Thursday, September 24, 2020

Loan sharks target vulnerable tertiary students

Tertiary students in Gaborone are battling with overwhelming debts as they have fallen prey to marauding loan sharks who have hooked them in by giving them instant loans to solve their monetary problems.

The students are now caught in an ever tightening web of borrowing and paying off endless loans to the loan sharks. Sunday Standard has names of loan sharks who are owed thousands by University of Botswana students. The loan sharks charge as much as 50% interest on their loans, and the students do not think twice before committing themselves to such debts.

When walking into the UB, one is met with endless flyers posted on trees, street light poles, notice boards and even walls, offering instant loans to students who are in need of cash. Others publicly declare their interests rates, while others only reveal their rates to potential clients.

It has come to Sunday Standard’s attention that most of the loan shark companies are owned by former tertiary students, who after experiencing firsthand the financial problems that off campus students are faced with, exploited the niche and lured the desperate students with soft loans.
Students are often forced to seek help from loan sharks when they are pressurised by landlords to pay rent, as the Ministry of Education does not credit their allowance on time.

The situation is not limited to the UB only, as a lot of the tertiary institutions that admit government sponsored students do not offer accommodation. As a result students who are admitted to these institutions are forced to fend for themselves and rent out houses.

To date, there are only four tertiary institutions that offer accommodation for students. But even in such cases the accommodation is not adequate, and most of the students have to fend for themselves. The UB, for example admits about 10,000 full time students every year. 4, 000 of the students are offered accommodation while about 6, 000 stay off campus.

Botswana Accountancy College (BAC) offers about 55 beds, which are strictly reserved for first year students only. The number of beds offered by Botswana College of Agriculture (BCA) and the Institute of Health Sciences (IHS) is still to be confirmed.

While the tertiary institutions can only offer accommodation to such a limited number of students, it has emerged that a majority of students admitted at tertiary institutions, whether in Gaborone or elsewhere, do not come from their places of study, such that they eventually have to fend for themselves.
At the same time landlords are generally hostile to students, as they consider them unreliable when it comes to paying rent.

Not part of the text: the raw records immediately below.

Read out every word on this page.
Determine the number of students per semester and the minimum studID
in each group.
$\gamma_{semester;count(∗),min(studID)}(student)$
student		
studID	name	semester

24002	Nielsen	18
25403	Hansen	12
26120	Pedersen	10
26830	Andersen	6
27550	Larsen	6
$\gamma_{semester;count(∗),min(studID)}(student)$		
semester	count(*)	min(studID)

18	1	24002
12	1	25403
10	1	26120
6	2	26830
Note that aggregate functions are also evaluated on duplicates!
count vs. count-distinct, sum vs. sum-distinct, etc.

The situation has not been helped by the MoE’s delay in crediting off campus allowances. The MoE’s decision to withhold allowances during the three months vacation also means that the students have to vacate their rented houses during vacations. It would obviously be very difficult for the students to regain their rented accommodation when the semester starts, given the competition for accommodation in the city. Worse still, students have to incur additional expenses as they have to pay for their furniture and household appliances storage during vacations. It is a well known fact that some of the students have resorted to cajoling with working men, who, in return for sexual favours, help them with rent and other living expenses.

Having been tertiary students themselves, the loan sharks are very much aware of the calamities that off campus students face, and they are swift to move in and offer soft loans, at exorbitant interests, to “cushion”
against the financial rigors.

To desperate tertiary students who have no place to stay and study, the soft loan that they have to pay back a month later, with an additional 50% interest is the only available option.
For the loan sharks, they only have to have cash in hand all the time to satisfy the never ending queue of cash strapped students who come with cap in hand to beg for loans.

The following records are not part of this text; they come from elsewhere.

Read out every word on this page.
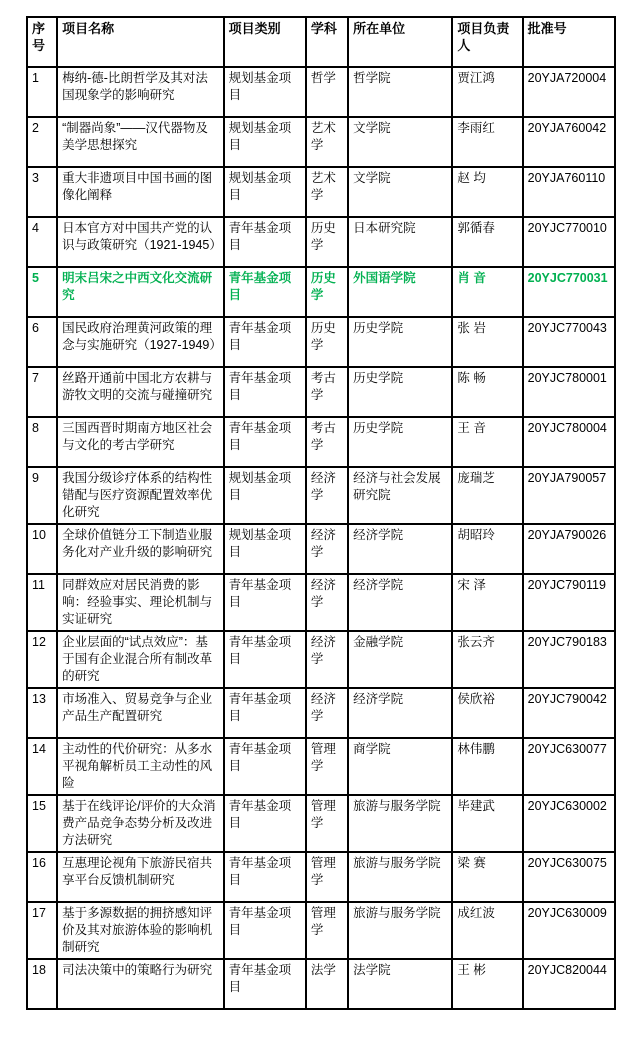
序号	项目名称	项目类别	学科	所在单位	项目负责人	批准号
1	梅纳-德-比朗哲学及其对法国现象学的影响研究	规划基金项目	哲学	哲学院	贾江鸿	20YJA720004
2	“制器尚象”——汉代器物及美学思想探究	规划基金项目	艺术学	文学院	李雨红	20YJA760042
3	重大非遗项目中国书画的图像化阐释	规划基金项目	艺术学	文学院	赵 均	20YJA760110
4	日本官方对中国共产党的认识与政策研究（1921-1945）	青年基金项目	历史学	日本研究院	郭循春	20YJC770010
5	明末吕宋之中西文化交流研究	青年基金项目	历史学	外国语学院	肖 音	20YJC770031
6	国民政府治理黄河政策的理念与实施研究（1927-1949）	青年基金项目	历史学	历史学院	张 岩	20YJC770043
7	丝路开通前中国北方农耕与游牧文明的交流与碰撞研究	青年基金项目	考古学	历史学院	陈 畅	20YJC780001
8	三国西晋时期南方地区社会与文化的考古学研究	青年基金项目	考古学	历史学院	王 音	20YJC780004
9	我国分级诊疗体系的结构性错配与医疗资源配置效率优化研究	规划基金项目	经济学	经济与社会发展研究院	庞瑞芝	20YJA790057
10	全球价值链分工下制造业服务化对产业升级的影响研究	规划基金项目	经济学	经济学院	胡昭玲	20YJA790026
11	同群效应对居民消费的影响：经验事实、理论机制与实证研究	青年基金项目	经济学	经济学院	宋 泽	20YJC790119
12	企业层面的“试点效应”：基于国有企业混合所有制改革的研究	青年基金项目	经济学	金融学院	张云齐	20YJC790183
13	市场准入、贸易竞争与企业产品生产配置研究	青年基金项目	经济学	经济学院	侯欣裕	20YJC790042
14	主动性的代价研究：从多水平视角解析员工主动性的风险	青年基金项目	管理学	商学院	林伟鹏	20YJC630077
15	基于在线评论/评价的大众消费产品竞争态势分析及改进方法研究	青年基金项目	管理学	旅游与服务学院	毕建武	20YJC630002
16	互惠理论视角下旅游民宿共享平台反馈机制研究	青年基金项目	管理学	旅游与服务学院	梁 赛	20YJC630075
17	基于多源数据的拥挤感知评价及其对旅游体验的影响机制研究	青年基金项目	管理学	旅游与服务学院	成红波	20YJC630009
18	司法决策中的策略行为研究	青年基金项目	法学	法学院	王 彬	20YJC820044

“You will be surprised by the numbers of students who call for money around from the 1st until the 5th.They are desperate and have nowhere to run.50% might seem like a lot to you, but when one is desperate there are limited options. I have never had problems with students stalling payment, because once they start borrowing money, it’s hard for them to stop, and it becomes a cycle. They pay and borrow more,” said one of the loan sharks who preferred not to be named.

Another loan shark said that he has resolved to deal with employees only as students are a hustle and have to be followed around for payment.

He said that some students have valid reasons for not being able to pay back, like the ministry delaying to credit their allowances, while others are simply dodgy characters.

“You know how difficult young people can be at times. They will ignore calls and try to dodge payment. We have at times been forced to follow them around to get them to pay. I have since decided to leave that headache and deal only with employees” he said.

A third year off campus student, Masego, confirmed that she is one of the many students who owe the loan sharks thousands of Pulas, saying that she was forced to borrow from them because she was running short of funds, as her parents could not help her out.

“The ministry was taking too long to credit our allowances, and the landlord had changed the locks to the room I was renting out. I had nowhere to go, and the loan sharks were the only alternative. We had signed agreements that we will pay rent on the first of every month. But if we can go up to the sixth without paying, what are we to do?”she said.

Unfortunately, Masego has put herself in a situation from which she has no hope of redeeming herself. Her monthly allowance from the MoE is P1, 400, while her rental in P800.On top of her rent, she also has to commute to school every day, buy food and pay utilities.

“My rent is P800, and when I borrow money at a 50% interest rate, I have to pay P1200 from my P1420 allowance. After paying back the money, I am left with no option but to borrow again. The same cycle continues every month. Maybe I will be saddled with the debts even after I graduate” she said.